The VTS traffic controllers are captive in the VTS room for 12 hour shifts, unable to leave the precinct, monitoring a bank of screens and dealing with competing urgent demands, round the clock. They not even able to take their meal breaks - most days eating at their desks to keep the three VTS stations operating 24/7.
Needless to say, this situation can’t continue. It’s only a matter of time before someone falls asleep behind the wheel, or we see a potentially catastrophic fatigue-related incident on the water.
Members take action to address fatigue
From this week, the members in the Sydney VTS have resolved to take action - starting by taking their minimum lawful breaks as per their Enterprise Agreement.
We understand the Port Authority is working to address the staffing shortfall.
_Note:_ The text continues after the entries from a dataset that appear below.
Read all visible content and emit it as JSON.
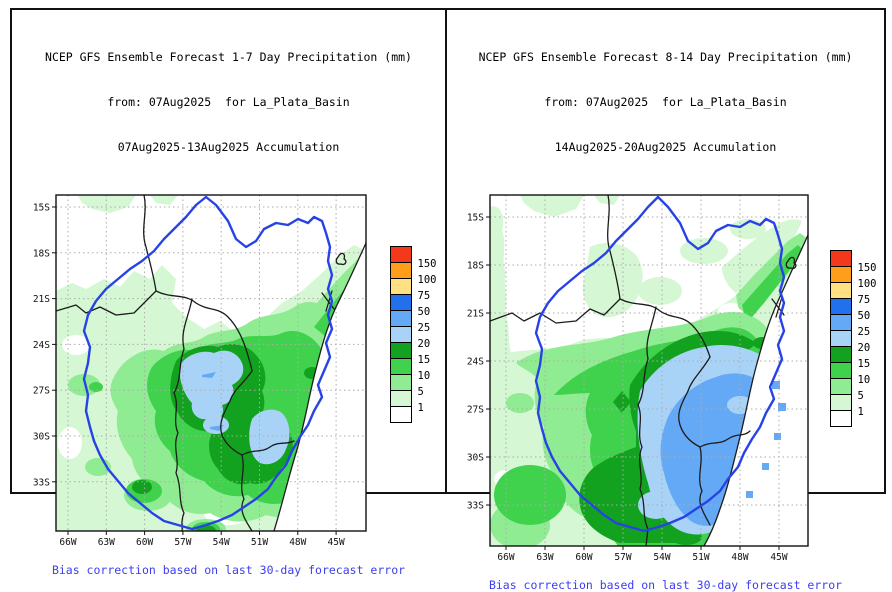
{
  "figure": {
    "background": "#ffffff",
    "border_color": "#111111",
    "caption_color": "#3d3df2",
    "basin_outline_color": "#2743e6",
    "grid_color": "#ababab"
  },
  "panels": [
    {
      "name": "week1",
      "title_line1": "NCEP GFS Ensemble Forecast 1-7 Day Precipitation (mm)",
      "title_line2": "from: 07Aug2025  for La_Plata_Basin",
      "title_line3": "07Aug2025-13Aug2025 Accumulation",
      "caption": "Bias correction based on last 30-day forecast error",
      "lat_ticks": [
        "15S",
        "18S",
        "21S",
        "24S",
        "27S",
        "30S",
        "33S"
      ],
      "lon_ticks": [
        "66W",
        "63W",
        "60W",
        "57W",
        "54W",
        "51W",
        "48W",
        "45W"
      ],
      "legend": {
        "labels": [
          "150",
          "100",
          "75",
          "50",
          "25",
          "20",
          "15",
          "10",
          "5",
          "1"
        ],
        "colors": [
          "#f4381c",
          "#ff9e1b",
          "#ffe083",
          "#2270ee",
          "#64a9f6",
          "#a9d3f6",
          "#12a21f",
          "#40d14d",
          "#90ec92",
          "#d5f7d3",
          "#ffffff"
        ]
      }
    },
    {
      "name": "week2",
      "title_line1": "NCEP GFS Ensemble Forecast 8-14 Day Precipitation (mm)",
      "title_line2": "from: 07Aug2025  for La_Plata_Basin",
      "title_line3": "14Aug2025-20Aug2025 Accumulation",
      "caption": "Bias correction based on last 30-day forecast error",
      "lat_ticks": [
        "15S",
        "18S",
        "21S",
        "24S",
        "27S",
        "30S",
        "33S"
      ],
      "lon_ticks": [
        "66W",
        "63W",
        "60W",
        "57W",
        "54W",
        "51W",
        "48W",
        "45W"
      ],
      "legend": {
        "labels": [
          "150",
          "100",
          "75",
          "50",
          "25",
          "20",
          "15",
          "10",
          "5",
          "1"
        ],
        "colors": [
          "#f4381c",
          "#ff9e1b",
          "#ffe083",
          "#2270ee",
          "#64a9f6",
          "#a9d3f6",
          "#12a21f",
          "#40d14d",
          "#90ec92",
          "#d5f7d3",
          "#ffffff"
        ]
      }
    }
  ],
  "chart_data": [
    {
      "type": "filled-contour-map",
      "title": "NCEP GFS Ensemble Forecast 1-7 Day Precipitation (mm)",
      "init_date": "07Aug2025",
      "valid_period": "07Aug2025-13Aug2025 Accumulation",
      "region": "La_Plata_Basin",
      "units": "mm",
      "lat_tick_labels": [
        "15S",
        "18S",
        "21S",
        "24S",
        "27S",
        "30S",
        "33S"
      ],
      "lon_tick_labels": [
        "66W",
        "63W",
        "60W",
        "57W",
        "54W",
        "51W",
        "48W",
        "45W"
      ],
      "contour_levels_mm": [
        1,
        5,
        10,
        15,
        20,
        25,
        50,
        75,
        100,
        150
      ],
      "level_colors": {
        "<1": "#ffffff",
        "1-5": "#d5f7d3",
        "5-10": "#90ec92",
        "10-15": "#40d14d",
        "15-20": "#12a21f",
        "20-25": "#a9d3f6",
        "25-50": "#64a9f6",
        "50-75": "#2270ee",
        "75-100": "#ffe083",
        "100-150": "#ff9e1b",
        ">150": "#f4381c"
      },
      "features": [
        "Maximum patches of 20-25 mm over eastern Paraguay (~57-54W, 25-27S) and over Rio Grande do Sul (~53-51W, 28-30S), with tiny 25+ mm specks",
        "15-20 mm dark-green cores surrounding the 20-25 mm patches",
        "Broad 5-15 mm precipitation over the central and southern basin (Paraguay, NE Argentina, Uruguay, S Brazil)",
        "1-5 mm fringe over western Argentina/Bolivia and along the NE coastal strip",
        "Less than 1 mm (white) over the northern basin interior and far northeast"
      ],
      "caption": "Bias correction based on last 30-day forecast error",
      "legend_position": "right",
      "grid": "dotted lat/lon graticule every 3 degrees",
      "outlines": [
        "thick blue La Plata basin boundary",
        "thin black country borders and coastline"
      ]
    },
    {
      "type": "filled-contour-map",
      "title": "NCEP GFS Ensemble Forecast 8-14 Day Precipitation (mm)",
      "init_date": "07Aug2025",
      "valid_period": "14Aug2025-20Aug2025 Accumulation",
      "region": "La_Plata_Basin",
      "units": "mm",
      "lat_tick_labels": [
        "15S",
        "18S",
        "21S",
        "24S",
        "27S",
        "30S",
        "33S"
      ],
      "lon_tick_labels": [
        "66W",
        "63W",
        "60W",
        "57W",
        "54W",
        "51W",
        "48W",
        "45W"
      ],
      "contour_levels_mm": [
        1,
        5,
        10,
        15,
        20,
        25,
        50,
        75,
        100,
        150
      ],
      "level_colors": {
        "<1": "#ffffff",
        "1-5": "#d5f7d3",
        "5-10": "#90ec92",
        "10-15": "#40d14d",
        "15-20": "#12a21f",
        "20-25": "#a9d3f6",
        "25-50": "#64a9f6",
        "50-75": "#2270ee",
        "75-100": "#ffe083",
        "100-150": "#ff9e1b",
        ">150": "#f4381c"
      },
      "features": [
        "Large 20-25 mm light-blue area over SE basin (eastern Paraguay, S Brazil, Uruguay, NE Argentina)",
        "25-50 mm medium-blue core over its southeastern half (~54-50W, 26-32S) reaching the Atlantic coast",
        "Thick 15-20 mm dark-green band wrapping the blue area on its north and west sides plus a dark-green mass near 60-57W, 30-33S",
        "5-15 mm greens over the central-western basin",
        "1-5 mm fringe along the far west and northeast; <1 mm (white) over the northern interior"
      ],
      "caption": "Bias correction based on last 30-day forecast error",
      "legend_position": "right",
      "grid": "dotted lat/lon graticule every 3 degrees",
      "outlines": [
        "thick blue La Plata basin boundary",
        "thin black country borders and coastline"
      ]
    }
  ]
}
But until concrete solutions are locked in, the members will stick firm - despite threats and all sorts of nonsense being thrown around.
Messages of support flowing in
Thank you to the many members who have already conveyed a message of support to the VTS. Your words of encouragement have been greatly appreciated.
If you get the chance, please send a message to the VTS members congratulating them on their stand. Messages can be sent to firstname.lastname@example.org.
Branch Committee resolution
This week, the MUA held its Branch Committee meeting in Sydney. The Branch Committee is the peak decision-making body of the MUA in this port and comprises senior leaders from every corner of the industry.
Branch Committee was unanimous in its support for the VTS members to end the fatigue problem once and for all - not only for their own safety but for the safety of each every member in the port.
The following resolution was passed unanimously:
“The Sydney Branch Committee recognises and supports the campaign being undertaken by the MUA VTS workers to address their fatigue crisis. We do not want to see any worker hurt or killed due to a fatigue related incident or a shipping catastrophe in our port. We pass on a message of solidarity and encourage VTS workers to call on all MUA members to support them morally, financially and through direct action should the need arise.”
Campaign set to escalate
At this point members are simply taking their lawful minimum breaks. But the members have developed plans to expand their efforts. These tactics will roll out over the coming weeks.
We regret any impact on the Port Authority and port users at this time. Members will be working hard to maintain all normal functions - where it is safe to do so. We are committed to finding a solution to this problem, once and for all.